High FPS is mostly all CPU. High QUALITY settings are mostly all GPU. You want eye candy, you buy the best graphics card you can afford, especially if you want the eye candy at a higher resolution.
You want high frames per second capability, then you buy a graphics card that can handle the quality settings you want at the resolution you want and then buy a CPU that can handle the frames AND can handle the math, for games that are highly CPU intensive especially in areas where you might encounter large gatherings. If your GPU can handle 60FPS at 1080p Ultra settings then it can handle 144FPS at 1080p Ultra settings. Your CPU on the other hand might be capable of handling 60FPS at 1080p but fall way short of 144FPS. Plus, I always recommend buying a CPU and GPU that are one tier higher than what you think you actually need, because the fact is that every cycle games add to the resource demands little by little. Within two years, hardware that could easily handle a certain type of AAA game at a specific settings might no longer be able to do so on a newer title of the same type.

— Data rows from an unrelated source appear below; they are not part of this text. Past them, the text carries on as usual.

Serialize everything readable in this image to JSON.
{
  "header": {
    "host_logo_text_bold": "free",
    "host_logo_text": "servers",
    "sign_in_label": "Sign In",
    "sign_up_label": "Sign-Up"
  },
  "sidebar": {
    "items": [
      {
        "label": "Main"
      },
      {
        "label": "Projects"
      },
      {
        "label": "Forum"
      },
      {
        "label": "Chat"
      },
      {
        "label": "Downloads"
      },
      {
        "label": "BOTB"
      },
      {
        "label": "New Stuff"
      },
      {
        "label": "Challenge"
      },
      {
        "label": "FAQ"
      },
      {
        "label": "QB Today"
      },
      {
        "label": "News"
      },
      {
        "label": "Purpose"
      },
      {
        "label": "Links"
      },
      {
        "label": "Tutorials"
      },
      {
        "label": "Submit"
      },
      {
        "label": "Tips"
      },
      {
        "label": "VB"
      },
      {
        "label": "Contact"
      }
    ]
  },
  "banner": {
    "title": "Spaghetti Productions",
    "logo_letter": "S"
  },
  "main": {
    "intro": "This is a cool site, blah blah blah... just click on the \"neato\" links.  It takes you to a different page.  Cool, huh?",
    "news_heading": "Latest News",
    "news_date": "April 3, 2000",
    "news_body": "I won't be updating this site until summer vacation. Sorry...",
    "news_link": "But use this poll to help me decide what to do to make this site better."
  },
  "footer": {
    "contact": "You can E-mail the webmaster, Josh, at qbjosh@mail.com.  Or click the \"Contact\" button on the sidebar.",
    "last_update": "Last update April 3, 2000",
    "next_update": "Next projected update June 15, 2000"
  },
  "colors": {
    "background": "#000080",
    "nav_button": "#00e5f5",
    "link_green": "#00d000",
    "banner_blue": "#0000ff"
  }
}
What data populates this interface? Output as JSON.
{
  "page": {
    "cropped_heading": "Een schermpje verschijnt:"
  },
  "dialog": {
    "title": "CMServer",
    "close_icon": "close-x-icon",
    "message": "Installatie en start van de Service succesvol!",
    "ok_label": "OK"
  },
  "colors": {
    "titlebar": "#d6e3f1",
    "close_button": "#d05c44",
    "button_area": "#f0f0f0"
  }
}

And the lower you drop the quality settings, the MORE you put increased demand on the CPU. Which is why in this type of scenario a higher capability CPU is probably a lot more important.
Your 3700x with 16GB of RAM and an RTX 2070 would be more than you'll ever need for 1080p gaming for the life of the graphics card. If you know you are going to be switching to a higher resolution inside of two years, then it might be wise to go with a 2070 Super or 2080 instead. If not, then I don't see any reason to go with anything higher than the 2070 or an RX 5700.